Do you ever get that overwhelming need to destroy everything? And I mean everything, the things you love included. It’s just that right now I want to destroy everything in my life. I’m sort of angry and I don’t know why. I just feel this rage deep inside me that wants to break everything, throw things across the room, tear pages out of books I adore, scream ugly things at people I love, slam doors really loudly and destroy my relationship with my friends and family.
But more than anything I want to destroy myself. Not as a coping method or as the permanent sleep and peaceful moment I once dreamed of. The destruction I am looking for isn’t sad cuts crisscrossed all over my flesh, or a painless overdose of pills, or even a noose around my neck. Right now I want to kill myself in every sense of the word. I want violence and brutality and so much pain and blood and fury. Â And I want to do it all to myself.
And I really don’t know why I feel like this, because up until now I’ve wanted to either reconcile myself with life and teach myself to love it again, or to end my life peacefully and painlessly leaving next to no mark or destruction. But obviously, that has changed within the hour, leaving me with a desperation to do unthinkable things to myself with immeasurable levels of pain. And I don’t know what’s happened or why I feel like this.
All I know is that I must fight it because I know that if I did the tiny thing and picked up a blade now and dragged it across my skin, it may well be the start of something horrible. And I don’t want or need that because it all hurts enough as it is. So I have to resist and hope that this sudden desire for destruction will pass. I have to fight this.
6 comments
You do, have to fight it. I’ve picked up a pair of scissors in a blind drunk rage and I went to town on myself. I regret it now, and wish I wasn’t so stupid. Self control is something very admirable; it was something I thought I had. Be strong though, and don’t give in. Try and remember the reasons you still want to live.
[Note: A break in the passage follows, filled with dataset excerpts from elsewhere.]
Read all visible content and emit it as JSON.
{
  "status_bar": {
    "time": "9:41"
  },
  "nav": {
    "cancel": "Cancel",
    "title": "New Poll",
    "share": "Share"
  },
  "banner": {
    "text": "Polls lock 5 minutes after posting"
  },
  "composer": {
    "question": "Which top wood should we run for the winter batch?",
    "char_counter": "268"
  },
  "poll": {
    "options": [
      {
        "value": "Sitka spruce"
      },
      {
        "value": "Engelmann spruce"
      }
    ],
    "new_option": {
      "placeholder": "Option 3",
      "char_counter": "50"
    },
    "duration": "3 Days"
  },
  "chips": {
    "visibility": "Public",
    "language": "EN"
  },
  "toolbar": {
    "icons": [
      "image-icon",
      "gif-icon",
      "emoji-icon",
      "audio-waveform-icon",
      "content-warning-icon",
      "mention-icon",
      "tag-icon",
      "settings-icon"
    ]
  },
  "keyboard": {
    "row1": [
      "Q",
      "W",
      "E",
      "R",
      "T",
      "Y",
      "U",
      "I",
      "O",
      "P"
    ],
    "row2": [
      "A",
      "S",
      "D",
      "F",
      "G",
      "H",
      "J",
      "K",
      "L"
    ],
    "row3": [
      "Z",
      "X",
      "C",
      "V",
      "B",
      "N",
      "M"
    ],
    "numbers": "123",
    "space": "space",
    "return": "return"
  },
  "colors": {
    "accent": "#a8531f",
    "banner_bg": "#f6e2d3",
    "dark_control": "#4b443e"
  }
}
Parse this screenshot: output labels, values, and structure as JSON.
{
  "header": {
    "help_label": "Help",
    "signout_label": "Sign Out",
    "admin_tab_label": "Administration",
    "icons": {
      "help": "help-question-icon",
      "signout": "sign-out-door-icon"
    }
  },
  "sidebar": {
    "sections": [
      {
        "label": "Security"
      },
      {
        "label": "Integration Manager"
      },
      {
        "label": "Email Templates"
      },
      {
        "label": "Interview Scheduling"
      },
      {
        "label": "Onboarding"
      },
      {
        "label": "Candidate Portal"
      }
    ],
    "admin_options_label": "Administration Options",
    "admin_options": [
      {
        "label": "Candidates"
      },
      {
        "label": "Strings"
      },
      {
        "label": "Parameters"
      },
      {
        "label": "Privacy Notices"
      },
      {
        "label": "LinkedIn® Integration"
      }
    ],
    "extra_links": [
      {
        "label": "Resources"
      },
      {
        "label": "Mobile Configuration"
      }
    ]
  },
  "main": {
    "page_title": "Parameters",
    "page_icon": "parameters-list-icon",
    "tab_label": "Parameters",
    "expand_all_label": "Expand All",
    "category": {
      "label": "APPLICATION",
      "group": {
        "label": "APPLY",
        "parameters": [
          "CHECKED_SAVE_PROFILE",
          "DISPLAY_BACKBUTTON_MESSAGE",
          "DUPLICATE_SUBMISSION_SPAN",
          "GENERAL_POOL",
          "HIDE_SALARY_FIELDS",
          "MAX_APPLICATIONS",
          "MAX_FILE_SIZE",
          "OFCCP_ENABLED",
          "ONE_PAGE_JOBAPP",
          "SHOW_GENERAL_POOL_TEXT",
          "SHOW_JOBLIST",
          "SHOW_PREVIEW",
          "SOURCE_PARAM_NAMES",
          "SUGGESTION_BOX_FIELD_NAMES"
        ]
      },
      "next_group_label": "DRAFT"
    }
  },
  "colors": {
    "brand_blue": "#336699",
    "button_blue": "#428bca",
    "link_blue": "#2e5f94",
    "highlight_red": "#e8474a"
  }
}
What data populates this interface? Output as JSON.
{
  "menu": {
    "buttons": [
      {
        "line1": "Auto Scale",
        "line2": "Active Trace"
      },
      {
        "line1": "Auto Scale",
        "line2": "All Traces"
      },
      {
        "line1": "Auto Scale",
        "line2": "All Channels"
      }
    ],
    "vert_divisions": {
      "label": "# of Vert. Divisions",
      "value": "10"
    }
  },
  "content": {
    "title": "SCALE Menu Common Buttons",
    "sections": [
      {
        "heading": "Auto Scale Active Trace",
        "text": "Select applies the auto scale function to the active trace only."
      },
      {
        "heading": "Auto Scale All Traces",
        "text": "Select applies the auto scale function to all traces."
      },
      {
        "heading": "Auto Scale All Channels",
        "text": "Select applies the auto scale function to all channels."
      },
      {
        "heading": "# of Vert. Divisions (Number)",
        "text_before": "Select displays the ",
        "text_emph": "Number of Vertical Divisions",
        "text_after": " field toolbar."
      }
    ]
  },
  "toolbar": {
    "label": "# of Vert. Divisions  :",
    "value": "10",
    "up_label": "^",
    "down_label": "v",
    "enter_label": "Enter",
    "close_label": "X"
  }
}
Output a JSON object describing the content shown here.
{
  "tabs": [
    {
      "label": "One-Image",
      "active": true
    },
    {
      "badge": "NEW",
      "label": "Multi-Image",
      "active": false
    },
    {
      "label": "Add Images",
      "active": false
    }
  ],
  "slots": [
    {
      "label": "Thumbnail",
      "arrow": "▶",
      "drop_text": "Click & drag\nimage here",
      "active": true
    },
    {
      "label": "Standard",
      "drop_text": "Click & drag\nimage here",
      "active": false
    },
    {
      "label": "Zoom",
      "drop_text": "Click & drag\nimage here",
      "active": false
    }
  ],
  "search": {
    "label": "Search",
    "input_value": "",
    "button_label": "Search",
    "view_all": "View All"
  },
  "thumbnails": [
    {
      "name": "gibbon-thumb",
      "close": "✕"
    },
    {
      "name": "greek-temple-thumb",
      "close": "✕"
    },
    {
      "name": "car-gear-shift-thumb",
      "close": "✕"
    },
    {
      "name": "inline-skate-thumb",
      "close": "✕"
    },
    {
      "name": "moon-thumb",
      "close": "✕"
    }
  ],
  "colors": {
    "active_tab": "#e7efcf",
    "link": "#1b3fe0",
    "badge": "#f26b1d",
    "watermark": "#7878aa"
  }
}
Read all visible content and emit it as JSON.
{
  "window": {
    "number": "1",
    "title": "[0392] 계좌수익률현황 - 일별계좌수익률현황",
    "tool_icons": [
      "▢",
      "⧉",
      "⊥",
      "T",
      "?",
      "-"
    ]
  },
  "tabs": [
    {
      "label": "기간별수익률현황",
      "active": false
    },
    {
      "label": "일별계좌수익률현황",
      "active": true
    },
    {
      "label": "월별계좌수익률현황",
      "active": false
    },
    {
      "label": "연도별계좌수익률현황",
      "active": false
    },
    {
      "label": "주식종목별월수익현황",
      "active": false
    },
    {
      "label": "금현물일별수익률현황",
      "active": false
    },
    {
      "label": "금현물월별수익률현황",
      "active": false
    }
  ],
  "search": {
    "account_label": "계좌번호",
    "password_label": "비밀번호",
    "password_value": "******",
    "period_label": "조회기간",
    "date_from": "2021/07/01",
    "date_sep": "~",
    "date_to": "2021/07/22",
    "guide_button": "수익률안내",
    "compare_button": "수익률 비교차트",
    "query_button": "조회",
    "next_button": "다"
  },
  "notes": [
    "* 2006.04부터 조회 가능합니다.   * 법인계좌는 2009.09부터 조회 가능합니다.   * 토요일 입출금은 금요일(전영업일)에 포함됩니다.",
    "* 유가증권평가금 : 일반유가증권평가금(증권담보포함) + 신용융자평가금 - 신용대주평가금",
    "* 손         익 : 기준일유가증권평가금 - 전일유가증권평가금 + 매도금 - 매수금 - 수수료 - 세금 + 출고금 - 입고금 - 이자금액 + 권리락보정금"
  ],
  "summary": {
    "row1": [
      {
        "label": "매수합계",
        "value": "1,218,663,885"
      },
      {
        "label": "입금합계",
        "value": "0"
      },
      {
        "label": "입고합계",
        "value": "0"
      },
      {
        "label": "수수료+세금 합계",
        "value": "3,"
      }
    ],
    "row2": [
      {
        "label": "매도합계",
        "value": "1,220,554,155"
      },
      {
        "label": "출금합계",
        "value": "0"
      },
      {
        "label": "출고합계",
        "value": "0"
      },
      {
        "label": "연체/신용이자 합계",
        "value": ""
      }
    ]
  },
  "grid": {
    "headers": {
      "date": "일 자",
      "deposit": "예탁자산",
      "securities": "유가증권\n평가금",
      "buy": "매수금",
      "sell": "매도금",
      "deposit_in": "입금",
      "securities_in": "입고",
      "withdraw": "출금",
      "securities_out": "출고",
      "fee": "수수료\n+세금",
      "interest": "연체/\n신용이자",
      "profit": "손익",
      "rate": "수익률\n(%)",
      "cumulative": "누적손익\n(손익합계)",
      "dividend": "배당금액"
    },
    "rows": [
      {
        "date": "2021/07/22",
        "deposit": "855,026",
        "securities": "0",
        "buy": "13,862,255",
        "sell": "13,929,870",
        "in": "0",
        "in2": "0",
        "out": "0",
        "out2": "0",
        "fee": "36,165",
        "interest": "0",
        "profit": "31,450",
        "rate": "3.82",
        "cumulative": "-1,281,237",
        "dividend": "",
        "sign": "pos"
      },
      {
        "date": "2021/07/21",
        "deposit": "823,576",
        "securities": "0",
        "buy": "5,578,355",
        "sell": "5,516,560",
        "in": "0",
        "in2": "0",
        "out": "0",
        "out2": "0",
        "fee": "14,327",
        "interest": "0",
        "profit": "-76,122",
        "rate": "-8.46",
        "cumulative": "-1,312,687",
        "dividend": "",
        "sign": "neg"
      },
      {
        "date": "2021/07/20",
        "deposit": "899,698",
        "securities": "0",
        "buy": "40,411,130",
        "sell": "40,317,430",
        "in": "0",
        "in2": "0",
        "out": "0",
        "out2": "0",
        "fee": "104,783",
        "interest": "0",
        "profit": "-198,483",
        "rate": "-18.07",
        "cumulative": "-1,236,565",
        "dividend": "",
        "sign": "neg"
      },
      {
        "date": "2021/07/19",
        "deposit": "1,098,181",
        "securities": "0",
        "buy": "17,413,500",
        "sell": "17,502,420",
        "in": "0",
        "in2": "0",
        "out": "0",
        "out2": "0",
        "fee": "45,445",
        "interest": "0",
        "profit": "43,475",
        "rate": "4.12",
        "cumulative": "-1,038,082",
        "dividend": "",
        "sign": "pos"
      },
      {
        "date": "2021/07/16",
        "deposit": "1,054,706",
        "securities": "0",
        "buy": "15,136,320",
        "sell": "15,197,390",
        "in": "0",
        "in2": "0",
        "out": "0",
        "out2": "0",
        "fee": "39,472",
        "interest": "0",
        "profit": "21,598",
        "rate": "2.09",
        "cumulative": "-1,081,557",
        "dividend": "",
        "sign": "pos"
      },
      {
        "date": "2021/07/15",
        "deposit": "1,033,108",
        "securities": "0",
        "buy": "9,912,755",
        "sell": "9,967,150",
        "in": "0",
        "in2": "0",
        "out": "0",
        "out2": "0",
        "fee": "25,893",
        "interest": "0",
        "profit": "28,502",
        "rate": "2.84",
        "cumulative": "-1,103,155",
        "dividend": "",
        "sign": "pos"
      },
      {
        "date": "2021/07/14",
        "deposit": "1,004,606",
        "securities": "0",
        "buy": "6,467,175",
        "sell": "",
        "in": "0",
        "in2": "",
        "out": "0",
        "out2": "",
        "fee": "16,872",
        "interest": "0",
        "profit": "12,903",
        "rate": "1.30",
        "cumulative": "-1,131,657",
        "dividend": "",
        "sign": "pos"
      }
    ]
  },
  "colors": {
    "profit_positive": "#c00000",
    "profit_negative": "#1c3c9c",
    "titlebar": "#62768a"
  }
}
Has anything seriously happened to make you so destructive? Or is it bottled up feelings?
You have the right idea, fight against it. I used to get that feeling a lot to; wanting to destroy everything around me. That feeling is a very potent form of despair. Everyone gets that feeling some time emotions are like a fire when they’re trapped in an enclosed space they become a bomb and explode in fits of fury and rage. That’s why we have to find ways to diffuse that bomb and let the fires wane gradually. Maybe you should find something that isn’t to destructive to release this anger? Go outside with a hammer and smash some rocks lol or scream into a pillow.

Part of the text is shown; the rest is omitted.